New insights in animal models of neurotoxicity-induced neurodegeneration

Abstract

The high prevalence of neurodegenerative diseases is an unintended consequence of the high longevity of the population, together with the lack of effective preventive and therapeutic options. There is great pressure on preclinical research, and both old and new models of neurodegenerative diseases are required to increase the pipeline of new drugs for clinical testing. We review here the main models of neurotoxicity-based animal models leading to central neurodegeneration. Our main focus was on studying how changes in neurotransmission and neuroinflammation, mainly in rodent models, contribute to harmful processes linked to neurodegeneration. The majority of the models currently in use mimic Parkinson's disease (PD) and Alzheimer's disease (AD), which are the most common neurodegenerative conditions in older adults. AD is the most common age-related dementia, whereas PD is the most common movement disorder with also cases of dementia. Several natural toxins and xenobiotic agents induce dopaminergic neurodegeneration and can reproduce neuropathological traits of PD. The literature analysis of MPTP, 6-OH-dopamine, and rotenone models suggested the latter as a useful model when specific doses of rotenone were administrated systemically to C57BL/6 mice. Cholinergic neurodegeneration is mainly modelled with the toxin scopolamine, which is a useful rodent model for the screening of protective drugs against cognitive decline and AD. Several agents have been used to model neuroinflammation-based neurodegeneration and dementia in AD, including lipopolysaccharide (LPS), streptozotocin, and monomeric C-reactive protein. The bacterial agent LPS makes a useful rodent model for testing anti-inflammatory therapies to halt the development and severity of AD. However, neurotoxin models might be more useful than genetic models for drug discovery in PD but that is not the case in AD where they cannot beat the new developments in transgenic mouse models. Overall, we should work using all available models, either in vivo, in vitro, or in silico, considering the seriousness of the moment and urgency of developing effective drugs.

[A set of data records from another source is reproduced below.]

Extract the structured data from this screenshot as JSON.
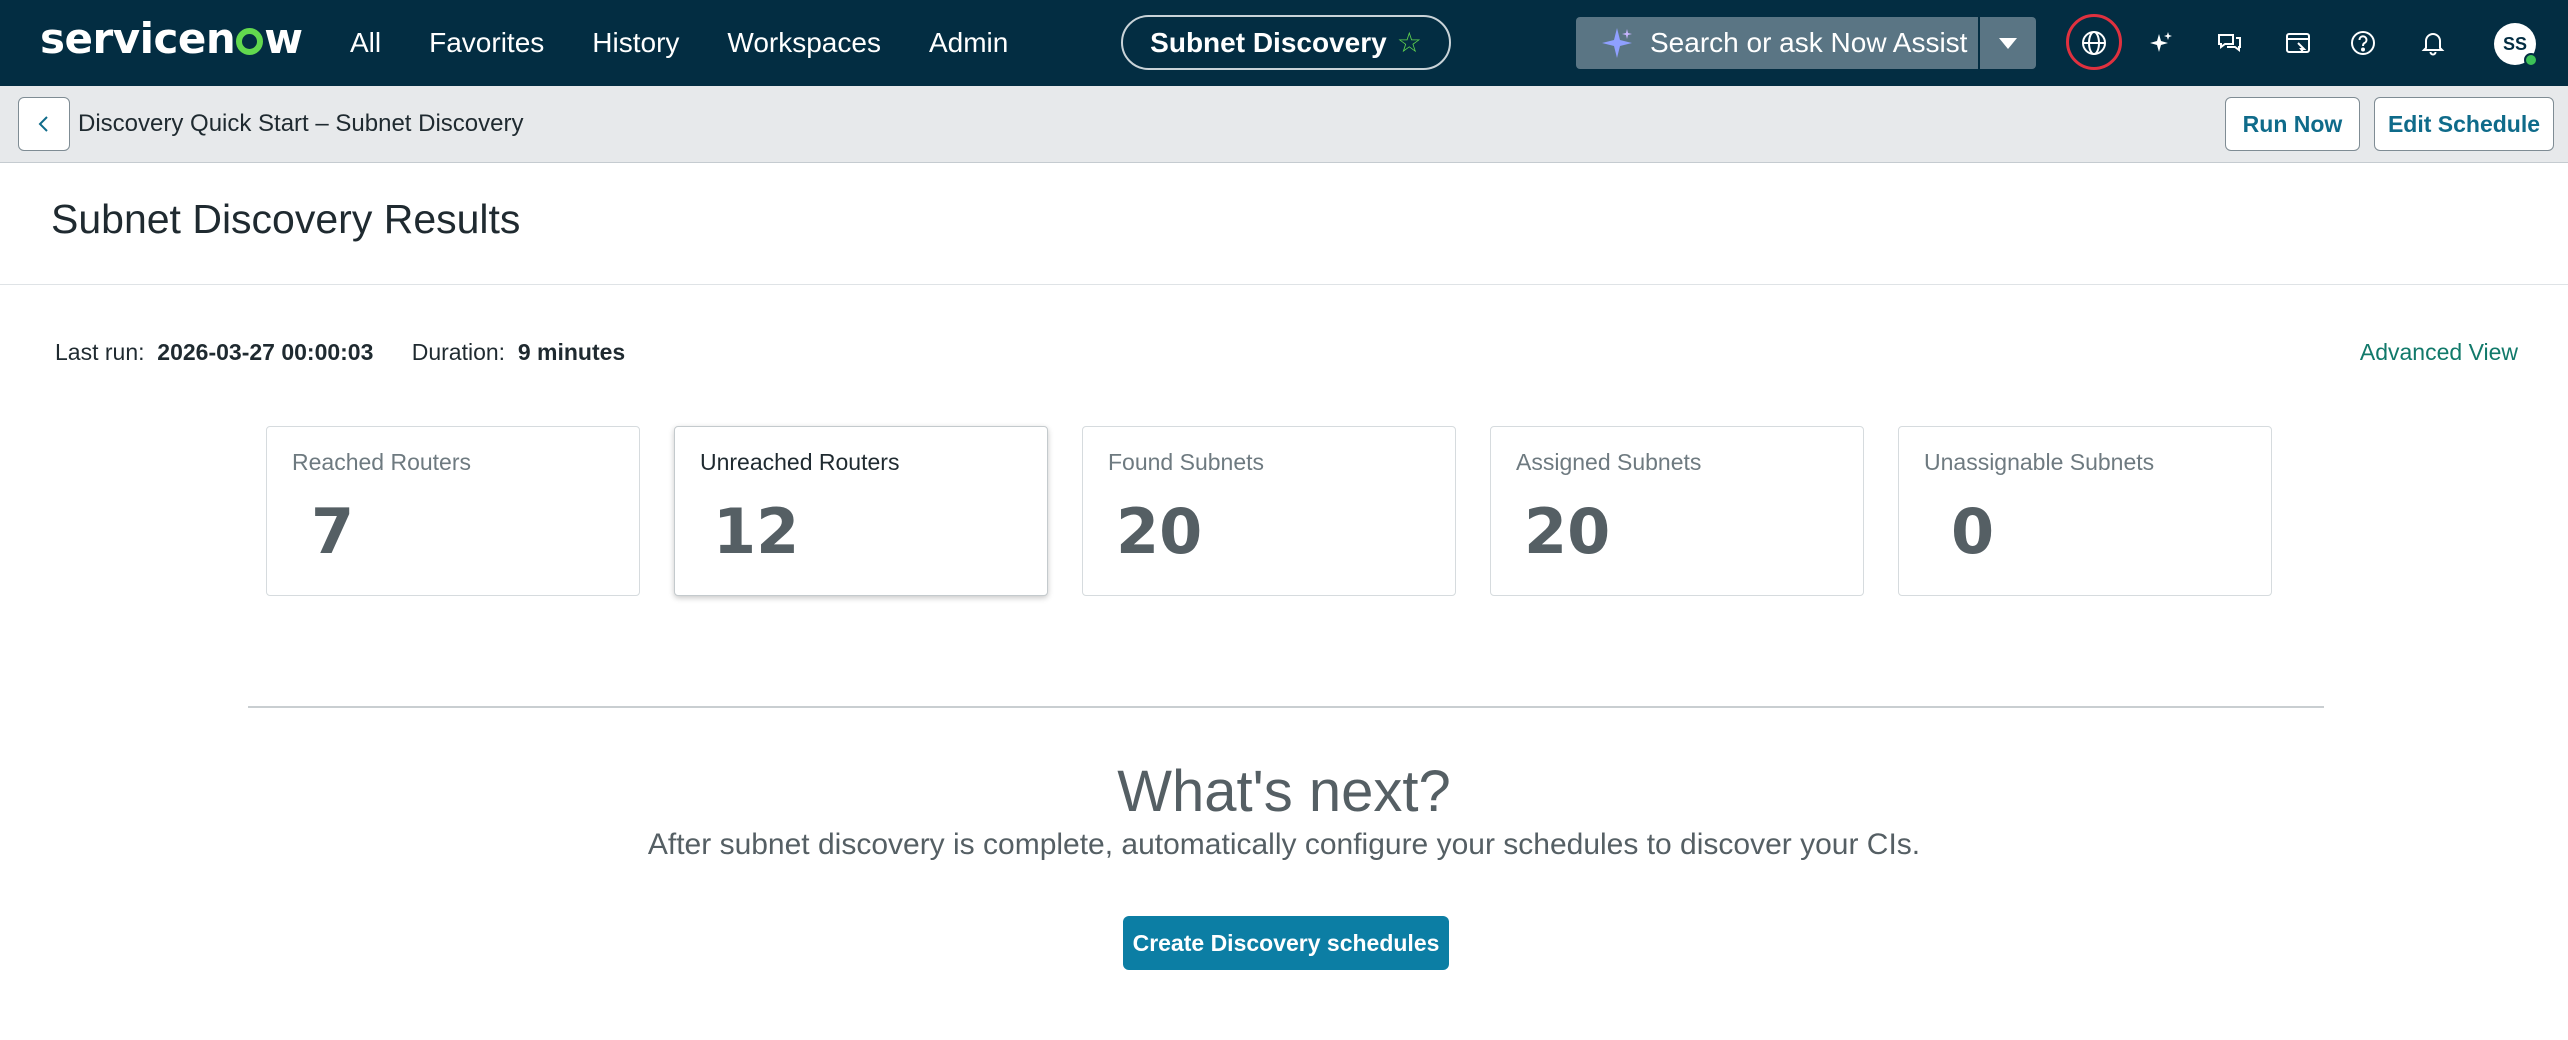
{
  "topnav": {
    "logo": "servicenow",
    "links": [
      "All",
      "Favorites",
      "History",
      "Workspaces",
      "Admin"
    ],
    "context_pill": "Subnet Discovery",
    "search_placeholder": "Search or ask Now Assist",
    "avatar_initials": "SS",
    "icons": [
      "globe-icon",
      "sparkle-icon",
      "chat-icon",
      "workspace-icon",
      "help-icon",
      "bell-icon"
    ]
  },
  "subheader": {
    "breadcrumb": "Discovery Quick Start – Subnet Discovery",
    "run_now": "Run Now",
    "edit_schedule": "Edit Schedule"
  },
  "page": {
    "title": "Subnet Discovery Results",
    "last_run_label": "Last run:",
    "last_run_value": "2026-03-27 00:00:03",
    "duration_label": "Duration:",
    "duration_value": "9 minutes",
    "advanced_view": "Advanced View"
  },
  "cards": [
    {
      "label": "Reached Routers",
      "value": "7"
    },
    {
      "label": "Unreached Routers",
      "value": "12"
    },
    {
      "label": "Found Subnets",
      "value": "20"
    },
    {
      "label": "Assigned Subnets",
      "value": "20"
    },
    {
      "label": "Unassignable Subnets",
      "value": "0"
    }
  ],
  "next": {
    "heading": "What's next?",
    "description": "After subnet discovery is complete, automatically configure your schedules to discover your CIs.",
    "button": "Create Discovery schedules"
  },
  "colors": {
    "nav_bg": "#032d42",
    "accent_green": "#62d84e",
    "primary_button": "#0c7ea4",
    "link_teal": "#11796a",
    "highlight_ring": "#e0313f"
  }
}
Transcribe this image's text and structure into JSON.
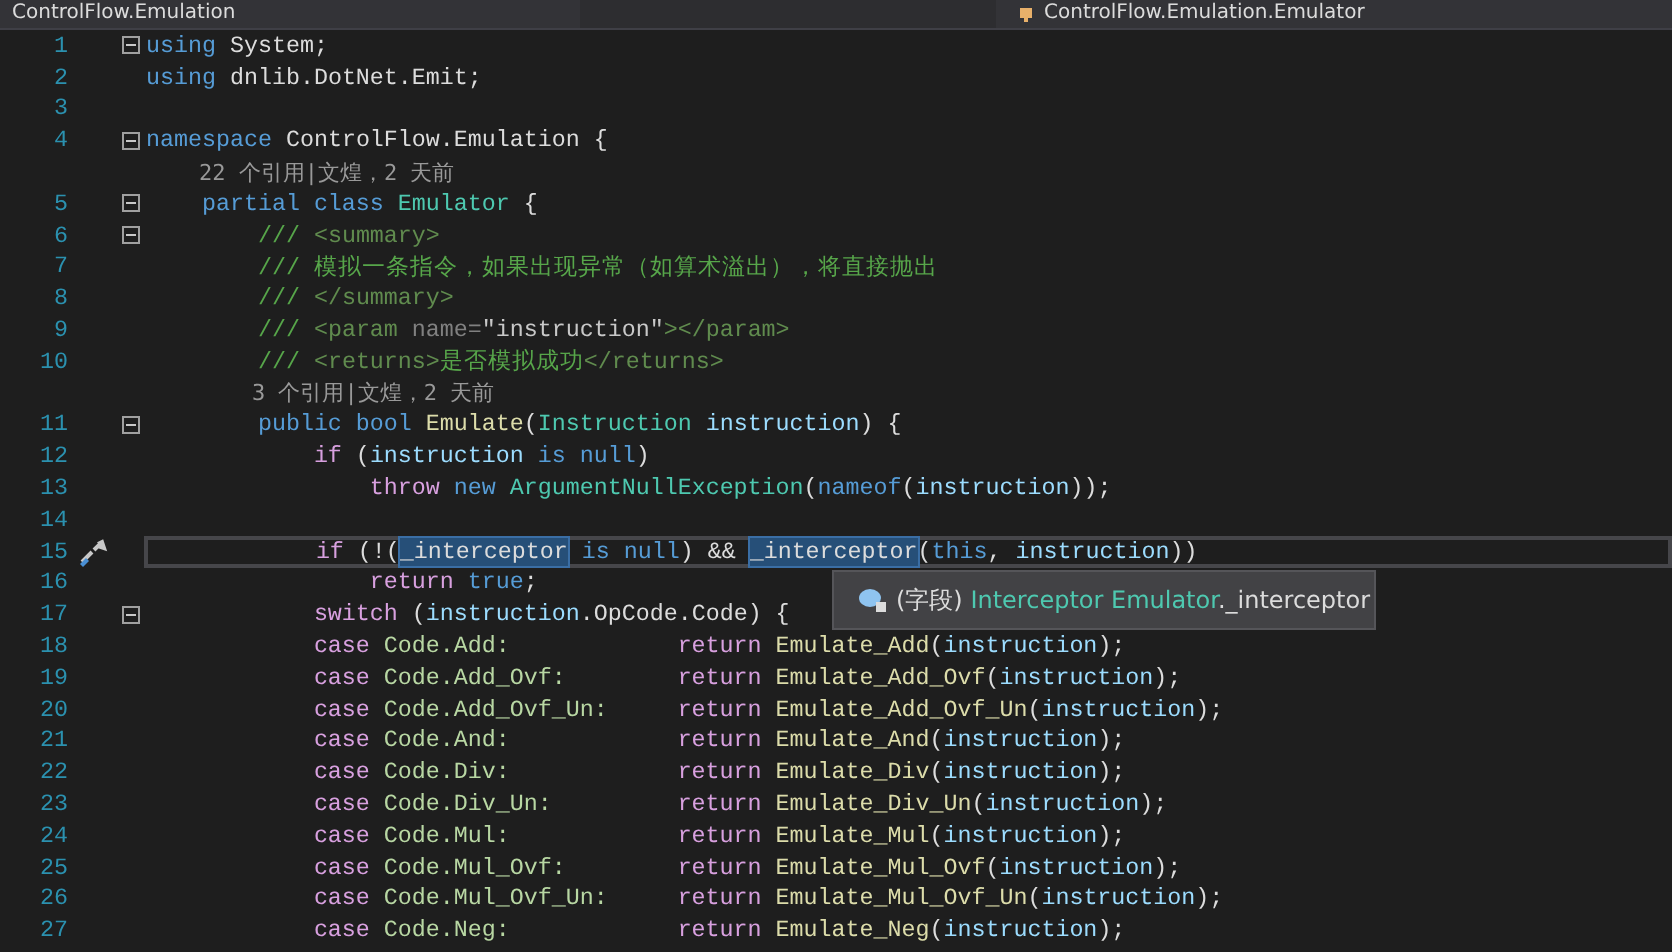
{
  "navigation_bar": {
    "project": "ControlFlow.Emulation",
    "member": "ControlFlow.Emulation.Emulator"
  },
  "lines": [
    {
      "number": "1",
      "fold": true,
      "tokens": [
        {
          "kind": "keyword",
          "text": "using"
        },
        {
          "kind": "plain",
          "text": " System;"
        }
      ]
    },
    {
      "number": "2",
      "tokens": [
        {
          "kind": "keyword",
          "text": "using"
        },
        {
          "kind": "plain",
          "text": " dnlib.DotNet.Emit;"
        }
      ]
    },
    {
      "number": "3"
    },
    {
      "number": "4",
      "fold": true,
      "tokens": [
        {
          "kind": "keyword",
          "text": "namespace"
        },
        {
          "kind": "plain",
          "text": " ControlFlow.Emulation {"
        }
      ]
    },
    {
      "tokens": [
        {
          "kind": "lens",
          "text": "    22 个引用|文煌，2 天前"
        }
      ]
    },
    {
      "number": "5",
      "fold": true,
      "tokens": [
        {
          "kind": "keyword",
          "text": "    partial class "
        },
        {
          "kind": "type",
          "text": "Emulator"
        },
        {
          "kind": "plain",
          "text": " {"
        }
      ]
    },
    {
      "number": "6",
      "fold": true,
      "tokens": [
        {
          "kind": "comment",
          "text": "        /// "
        },
        {
          "kind": "doctag",
          "text": "<summary>"
        }
      ]
    },
    {
      "number": "7",
      "tokens": [
        {
          "kind": "comment",
          "text": "        /// 模拟一条指令，如果出现异常（如算术溢出），将直接抛出"
        }
      ]
    },
    {
      "number": "8",
      "tokens": [
        {
          "kind": "comment",
          "text": "        /// "
        },
        {
          "kind": "doctag",
          "text": "</summary>"
        }
      ]
    },
    {
      "number": "9",
      "tokens": [
        {
          "kind": "comment",
          "text": "        /// "
        },
        {
          "kind": "doctag",
          "text": "<param "
        },
        {
          "kind": "docattr",
          "text": "name="
        },
        {
          "kind": "docvalue",
          "text": "\"instruction\""
        },
        {
          "kind": "doctag",
          "text": "></param>"
        }
      ]
    },
    {
      "number": "10",
      "tokens": [
        {
          "kind": "comment",
          "text": "        /// "
        },
        {
          "kind": "doctag",
          "text": "<returns>"
        },
        {
          "kind": "comment",
          "text": "是否模拟成功"
        },
        {
          "kind": "doctag",
          "text": "</returns>"
        }
      ]
    },
    {
      "tokens": [
        {
          "kind": "lens",
          "text": "        3 个引用|文煌，2 天前"
        }
      ]
    },
    {
      "number": "11",
      "fold": true,
      "tokens": [
        {
          "kind": "keyword",
          "text": "        public bool "
        },
        {
          "kind": "method",
          "text": "Emulate"
        },
        {
          "kind": "plain",
          "text": "("
        },
        {
          "kind": "type",
          "text": "Instruction "
        },
        {
          "kind": "variable",
          "text": "instruction"
        },
        {
          "kind": "plain",
          "text": ") {"
        }
      ]
    },
    {
      "number": "12",
      "tokens": [
        {
          "kind": "control",
          "text": "            if"
        },
        {
          "kind": "plain",
          "text": " ("
        },
        {
          "kind": "variable",
          "text": "instruction"
        },
        {
          "kind": "keyword",
          "text": " is null"
        },
        {
          "kind": "plain",
          "text": ")"
        }
      ]
    },
    {
      "number": "13",
      "tokens": [
        {
          "kind": "control",
          "text": "                throw"
        },
        {
          "kind": "keyword",
          "text": " new "
        },
        {
          "kind": "type",
          "text": "ArgumentNullException"
        },
        {
          "kind": "plain",
          "text": "("
        },
        {
          "kind": "keyword",
          "text": "nameof"
        },
        {
          "kind": "plain",
          "text": "("
        },
        {
          "kind": "variable",
          "text": "instruction"
        },
        {
          "kind": "plain",
          "text": "));"
        }
      ]
    },
    {
      "number": "14"
    },
    {
      "number": "15",
      "current": true,
      "quick_actions": true,
      "tokens": [
        {
          "kind": "control",
          "text": "            if",
          "highlighted": false
        },
        {
          "kind": "plain",
          "text": " (!(",
          "highlighted": false
        },
        {
          "kind": "field",
          "text": "_interceptor",
          "highlighted": true
        },
        {
          "kind": "keyword",
          "text": " is null",
          "highlighted": false
        },
        {
          "kind": "plain",
          "text": ") && ",
          "highlighted": false
        },
        {
          "kind": "field",
          "text": "_interceptor",
          "highlighted": true
        },
        {
          "kind": "plain",
          "text": "(",
          "highlighted": false
        },
        {
          "kind": "keyword",
          "text": "this",
          "highlighted": false
        },
        {
          "kind": "plain",
          "text": ", ",
          "highlighted": false
        },
        {
          "kind": "variable",
          "text": "instruction",
          "highlighted": false
        },
        {
          "kind": "plain",
          "text": "))",
          "highlighted": false
        }
      ]
    },
    {
      "number": "16",
      "tokens": [
        {
          "kind": "control",
          "text": "                return"
        },
        {
          "kind": "keyword",
          "text": " true"
        },
        {
          "kind": "plain",
          "text": ";"
        }
      ]
    },
    {
      "number": "17",
      "fold": true,
      "tokens": [
        {
          "kind": "control",
          "text": "            switch"
        },
        {
          "kind": "plain",
          "text": " ("
        },
        {
          "kind": "variable",
          "text": "instruction"
        },
        {
          "kind": "plain",
          "text": ".OpCode.Code) {"
        }
      ]
    },
    {
      "number": "18",
      "tokens": [
        {
          "kind": "control",
          "text": "            case"
        },
        {
          "kind": "enum",
          "text": " Code.Add:            "
        },
        {
          "kind": "control",
          "text": "return "
        },
        {
          "kind": "method",
          "text": "Emulate_Add"
        },
        {
          "kind": "plain",
          "text": "("
        },
        {
          "kind": "variable",
          "text": "instruction"
        },
        {
          "kind": "plain",
          "text": ");"
        }
      ]
    },
    {
      "number": "19",
      "tokens": [
        {
          "kind": "control",
          "text": "            case"
        },
        {
          "kind": "enum",
          "text": " Code.Add_Ovf:        "
        },
        {
          "kind": "control",
          "text": "return "
        },
        {
          "kind": "method",
          "text": "Emulate_Add_Ovf"
        },
        {
          "kind": "plain",
          "text": "("
        },
        {
          "kind": "variable",
          "text": "instruction"
        },
        {
          "kind": "plain",
          "text": ");"
        }
      ]
    },
    {
      "number": "20",
      "tokens": [
        {
          "kind": "control",
          "text": "            case"
        },
        {
          "kind": "enum",
          "text": " Code.Add_Ovf_Un:     "
        },
        {
          "kind": "control",
          "text": "return "
        },
        {
          "kind": "method",
          "text": "Emulate_Add_Ovf_Un"
        },
        {
          "kind": "plain",
          "text": "("
        },
        {
          "kind": "variable",
          "text": "instruction"
        },
        {
          "kind": "plain",
          "text": ");"
        }
      ]
    },
    {
      "number": "21",
      "tokens": [
        {
          "kind": "control",
          "text": "            case"
        },
        {
          "kind": "enum",
          "text": " Code.And:            "
        },
        {
          "kind": "control",
          "text": "return "
        },
        {
          "kind": "method",
          "text": "Emulate_And"
        },
        {
          "kind": "plain",
          "text": "("
        },
        {
          "kind": "variable",
          "text": "instruction"
        },
        {
          "kind": "plain",
          "text": ");"
        }
      ]
    },
    {
      "number": "22",
      "tokens": [
        {
          "kind": "control",
          "text": "            case"
        },
        {
          "kind": "enum",
          "text": " Code.Div:            "
        },
        {
          "kind": "control",
          "text": "return "
        },
        {
          "kind": "method",
          "text": "Emulate_Div"
        },
        {
          "kind": "plain",
          "text": "("
        },
        {
          "kind": "variable",
          "text": "instruction"
        },
        {
          "kind": "plain",
          "text": ");"
        }
      ]
    },
    {
      "number": "23",
      "tokens": [
        {
          "kind": "control",
          "text": "            case"
        },
        {
          "kind": "enum",
          "text": " Code.Div_Un:         "
        },
        {
          "kind": "control",
          "text": "return "
        },
        {
          "kind": "method",
          "text": "Emulate_Div_Un"
        },
        {
          "kind": "plain",
          "text": "("
        },
        {
          "kind": "variable",
          "text": "instruction"
        },
        {
          "kind": "plain",
          "text": ");"
        }
      ]
    },
    {
      "number": "24",
      "tokens": [
        {
          "kind": "control",
          "text": "            case"
        },
        {
          "kind": "enum",
          "text": " Code.Mul:            "
        },
        {
          "kind": "control",
          "text": "return "
        },
        {
          "kind": "method",
          "text": "Emulate_Mul"
        },
        {
          "kind": "plain",
          "text": "("
        },
        {
          "kind": "variable",
          "text": "instruction"
        },
        {
          "kind": "plain",
          "text": ");"
        }
      ]
    },
    {
      "number": "25",
      "tokens": [
        {
          "kind": "control",
          "text": "            case"
        },
        {
          "kind": "enum",
          "text": " Code.Mul_Ovf:        "
        },
        {
          "kind": "control",
          "text": "return "
        },
        {
          "kind": "method",
          "text": "Emulate_Mul_Ovf"
        },
        {
          "kind": "plain",
          "text": "("
        },
        {
          "kind": "variable",
          "text": "instruction"
        },
        {
          "kind": "plain",
          "text": ");"
        }
      ]
    },
    {
      "number": "26",
      "tokens": [
        {
          "kind": "control",
          "text": "            case"
        },
        {
          "kind": "enum",
          "text": " Code.Mul_Ovf_Un:     "
        },
        {
          "kind": "control",
          "text": "return "
        },
        {
          "kind": "method",
          "text": "Emulate_Mul_Ovf_Un"
        },
        {
          "kind": "plain",
          "text": "("
        },
        {
          "kind": "variable",
          "text": "instruction"
        },
        {
          "kind": "plain",
          "text": ");"
        }
      ]
    },
    {
      "number": "27",
      "tokens": [
        {
          "kind": "control",
          "text": "            case"
        },
        {
          "kind": "enum",
          "text": " Code.Neg:            "
        },
        {
          "kind": "control",
          "text": "return "
        },
        {
          "kind": "method",
          "text": "Emulate_Neg"
        },
        {
          "kind": "plain",
          "text": "("
        },
        {
          "kind": "variable",
          "text": "instruction"
        },
        {
          "kind": "plain",
          "text": ");"
        }
      ]
    }
  ],
  "tooltip": {
    "category": "(字段)",
    "type": "Interceptor Emulator",
    "member": "._interceptor"
  }
}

Keywords: Alzheimer’s disease; Parkinson’s disease; experimental models; neurodegeneration; neuroinflammation; neurotoxic agents; neurotransmission.

Figure 1

Scheme of animal models of neurotoxicity-induced dopaminergic neurodegeneration. MPTP, rotenone, and 6-OHDA induce neurotoxic effects that mimic Parkinson’s disease signs. All agents cause loss of dopaminergic neurons. The most complete and reliable model is that induced by rotenone treatment of C57BL/6J mice, that shows the formation of Lewy body-like granules. See text for details. i.m., intramuscular; i.p. intraperitoneal; p.o. per os (oral); i.c., intracerebral (medial forebrain bundle or striatum); DA, dopaminergic; MPTP, 1-methyl-4-phenyl-1,2,3,6-tetrahydropyridine; PD, Parkinson’s disease. Created with BioRender.com.

Figure 2

Scheme of animal models of neurotoxicity-induced cholinergic or neuroinflammatory changes leading to Alzheimer’s disease-like neurodegeneration. The cholinergic agent scopolamine is widely used as inducer of memory loss; it increases tau synthesis without increasing p-tau (effect represented by a dashed arrow) or Aß. LPS, streptozotocin and mCRP induce a neuroinflammatory response and mild amyloid and tau pathologies with increase of p-tau and Aß. See text for details. i.p. intraperitoneal; i.c.v., intracerebroventricular; i.c., intracerebral (hippocampus); AD, Alzheimer’s disease; Aβ, Amyloid beta; LPS, lipopolysaccharide; mCRP, monomeric C reactive protein. Created with BioRender.com.